The inquiry does not end here, however. Rather, it presents another question, namely, does the facial insufficiency of the sole charged misdemeanor count, to which the felony complaint purportedly was reduced, affect the validity of the reduction? It is well established that the Legislature crafted CPL 180.50 as the sole blueprint for reducing a felony complaint to a misdemeanor accusatory instrument (see People v Yolles, 92 NY2d 960, 961 [1998]; People v Kane, 57 Misc 3d 35, 38 [App Term, 2d Dept, 9th & 10th Jud Dists 2017] ["CPL 180.50 provides the mechanism for reducing charges in a felony complaint to offenses other than felonies"]; People v Jones, 151 Misc 2d 582, 583 [App Term, 2d Dept, 2d & 11th Jud Dists 1991] ["there was never an effective reduction of the felony charges to misdemeanors, since the attempted methods used were not in compliance with statutory requirements (CPL 180.50 [3])"]; People v Minor, 144 Misc 2d 846, 847-848 [App Term, 2d Dept, 2d & 11th Jud Dists 1989] ["A felony complaint may only be converted to a misdemeanor accusatory instrument pursuant to CPL 180.50"]).
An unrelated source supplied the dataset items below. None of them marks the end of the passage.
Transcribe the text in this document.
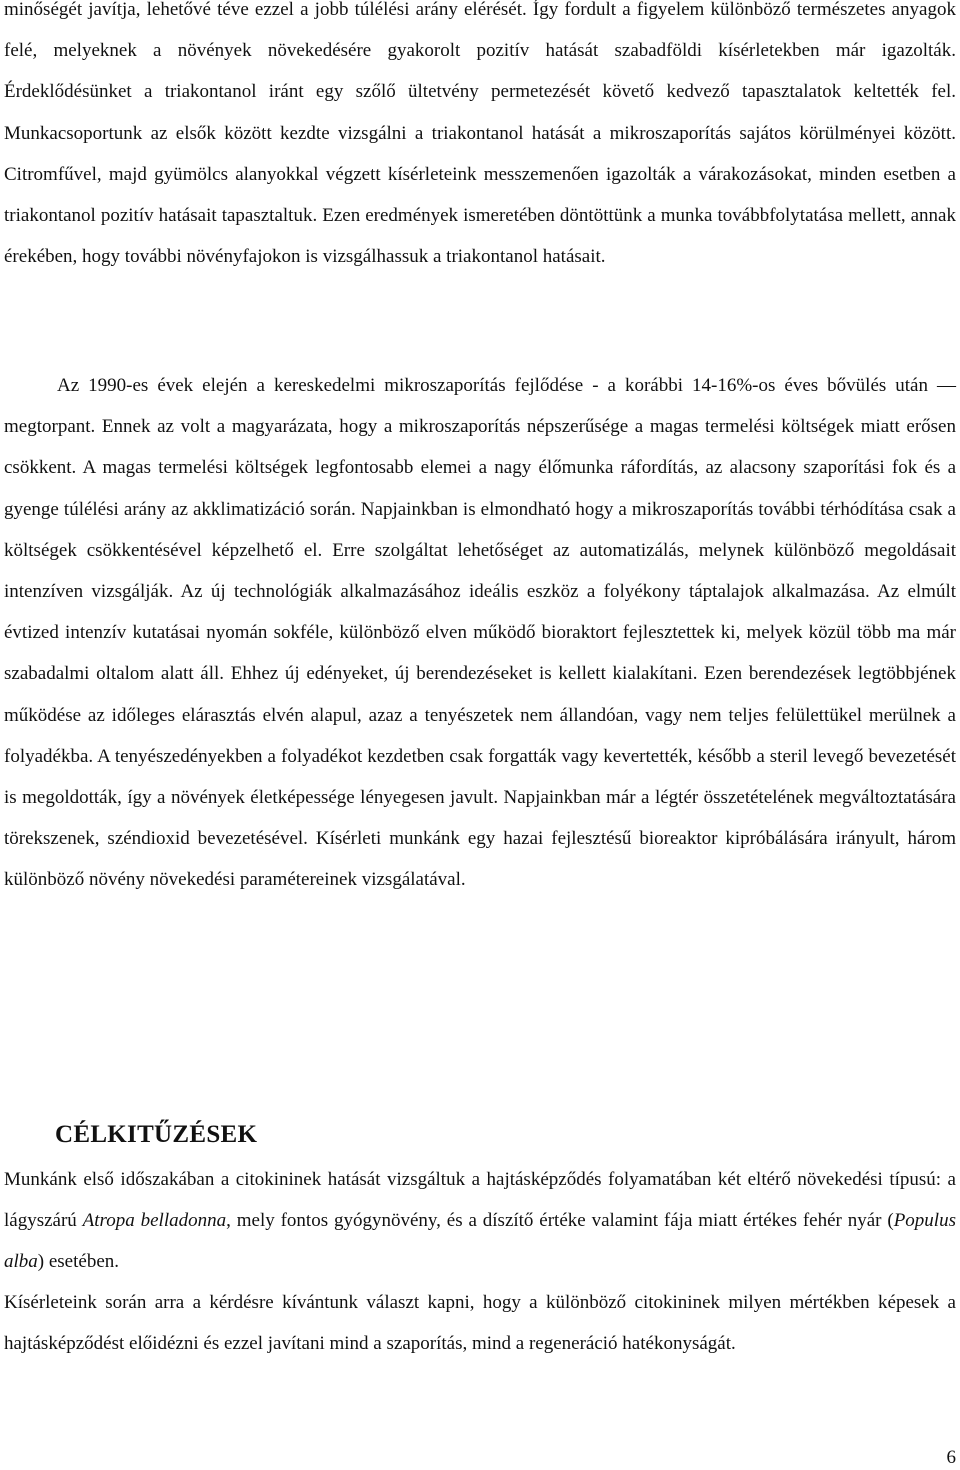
minőségét javítja, lehetővé téve ezzel a jobb túlélési arány elérését. Így fordult a figyelem különböző természetes anyagok felé, melyeknek a növények növekedésére gyakorolt pozitív hatását szabadföldi kísérletekben már igazolták. Érdeklődésünket a triakontanol iránt egy szőlő ültetvény permetezését követő kedvező tapasztalatok keltették fel. Munkacsoportunk az elsők között kezdte vizsgálni a triakontanol hatását a mikroszaporítás sajátos körülményei között. Citromfűvel, majd gyümölcs alanyokkal végzett kísérleteink messzemenően igazolták a várakozásokat, minden esetben a triakontanol pozitív hatásait tapasztaltuk. Ezen eredmények ismeretében döntöttünk a munka továbbfolytatása mellett, annak érekében, hogy további növényfajokon is vizsgálhassuk a triakontanol hatásait.

Az 1990-es évek elején a kereskedelmi mikroszaporítás fejlődése - a korábbi 14-16%-os éves bővülés után ― megtorpant. Ennek az volt a magyarázata, hogy a mikroszaporítás népszerűsége a magas termelési költségek miatt erősen csökkent. A magas termelési költségek legfontosabb elemei a nagy élőmunka ráfordítás, az alacsony szaporítási fok és a gyenge túlélési arány az akklimatizáció során. Napjainkban is elmondható hogy a mikroszaporítás további térhódítása csak a költségek csökkentésével képzelhető el. Erre szolgáltat lehetőséget az automatizálás, melynek különböző megoldásait intenzíven vizsgálják. Az új technológiák alkalmazásához ideális eszköz a folyékony táptalajok alkalmazása. Az elmúlt évtized intenzív kutatásai nyomán sokféle, különböző elven működő bioraktort fejlesztettek ki, melyek közül több ma már szabadalmi oltalom alatt áll. Ehhez új edényeket, új berendezéseket is kellett kialakítani. Ezen berendezések legtöbbjének működése az időleges elárasztás elvén alapul, azaz a tenyészetek nem állandóan, vagy nem teljes felülettükel merülnek a folyadékba. A tenyészedényekben a folyadékot kezdetben csak forgatták vagy kevertették, később a steril levegő bevezetését is megoldották, így a növények életképessége lényegesen javult. Napjainkban már a légtér összetételének megváltoztatására törekszenek, széndioxid bevezetésével. Kísérleti munkánk egy hazai fejlesztésű bioreaktor kipróbálására irányult, három különböző növény növekedési paramétereinek vizsgálatával.

CÉLKITŰZÉSEK

Munkánk első időszakában a citokininek hatását vizsgáltuk a hajtásképződés folyamatában két eltérő növekedési típusú: a lágyszárú Atropa belladonna, mely fontos gyógynövény, és a díszítő értéke valamint fája miatt értékes fehér nyár (Populus alba) esetében.

Kísérleteink során arra a kérdésre kívántunk választ kapni, hogy a különböző citokininek milyen mértékben képesek a hajtásképződést előidézni és ezzel javítani mind a szaporítás, mind a regeneráció hatékonyságát.

6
CPL 180.50 permits reduction only if either "the factual allegations of the felony complaint and/or any supporting depositions are legally sufficient to support the charge that the defendant committed the non-felony offense in question" (CPL 180.50 [3] [a]) or "the non-felony offense in question is a misdemeanor, and [] the factual allegations of the felony complaint together with those of any supporting depositions, though providing reasonable cause to believe that the defendant committed such misdemeanor, are not legally sufficient to support such misdemeanor charge" (CPL 180.50 [3] [b]). Therefore, an absolute statutory prerequisite to the reduction of a felony complaint to a misdemeanor accusatory instrument is that the factual allegations therein satisfy either the requirements of CPL 100.40 (1) (b), (c) (see CPL 180.50 [3] [a]) or the requirements of CPL 100.40 (4) (b) (see CPL 180.50 [3] [b]). Here, as noted previously, the factual allegations do not even provide reasonable cause to believe that defendant committed the misdemeanor crime of tampering with public records in the second degree. Consequently, the attempted reduction violated CPL 180.50, rendering void both the reduction and defendant's subsequent plea, and requiring restoration of the original felony complaint. In view of the foregoing, defendant's other appellate arguments are rendered academic, and we do not pass upon them.
Accordingly, the judgment of conviction is reversed, the guilty plea is vacated, the felony complaint is reinstated and the matter is remitted to the Criminal Court for further proceedings.
ALIOTTA, P.J., WESTON and TOUSSAINT, JJ., concur.